The key to their success was data analytics done by machine, Kim said:

Machine learning permeates various aspects of our investment strategies - from identifying clusters of long-short baskets for specific market environments, to detecting robust signals for market inflection points. Scanning massive amounts of signal generating data, analyzing, and identifying robust predictive market features would not have been possible without ML. ML is essential for this multi-faceted approach.

Union Place Partners fund manager Michael Trachtenberg, a long only fund, said that their dispersion of equities helped them through the recent market downturn:

Though the market is finally in its first real drawdown in a while, the S&P 500 is basically just back to where it was in the beginning of the year.  Most value managers argued five weeks ago that it’s tough to find cheap stocks, so I don’t think we are yet at a point where that’s changed much.  That’s the reason our portfolio has become so internationally focused.  While U.S. large caps and small caps feel much more picked over, I’m still finding interesting opportunities in the small- and mid-cap space of developed Asian and European markets.  Less liquidity, research coverage, and local hedge fund money allows for a lot more quality companies at cheaper valuations to slip through the cracks.  That’s why even though the U.S. market is generally expensive, we don’t have a huge cash allocation: I believe our current holdings are still very cheap.

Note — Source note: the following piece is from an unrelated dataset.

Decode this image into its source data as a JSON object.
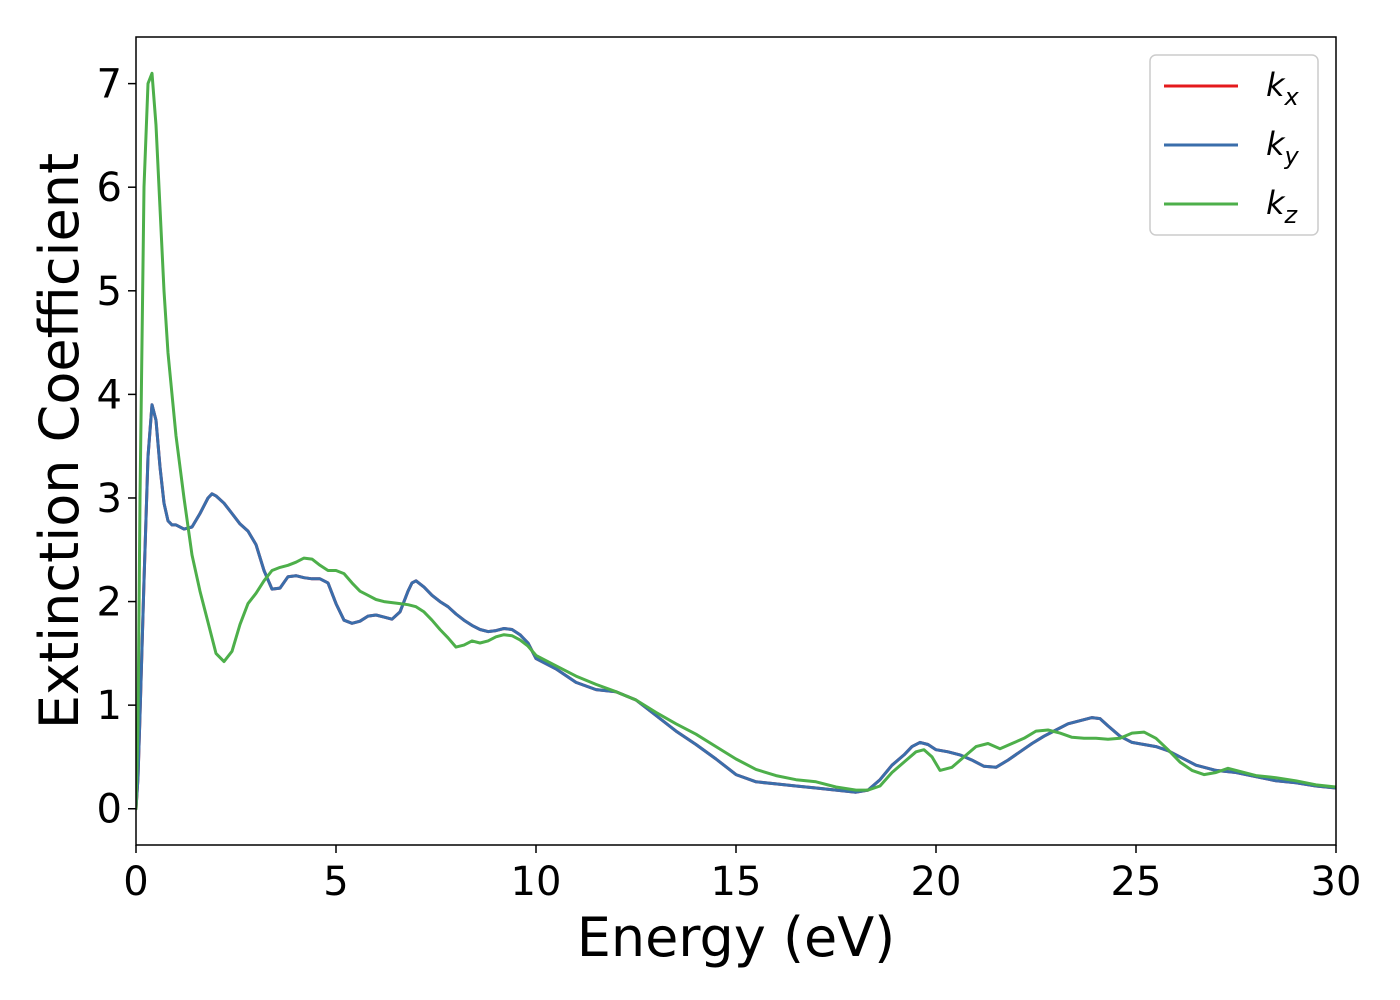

He doesn’t take a short term view of the market even the portfolio was lower during the most recent downturn:

I judge risk by risk of permanent capital impairment, so short-term volatility is not a significant concern (our exposure to so many geographies and industries can dampen price volatility at times, though, even if that’s not a goal).  This risk of permanent capital loss needs to be managed at both the individual security and the portfolio level.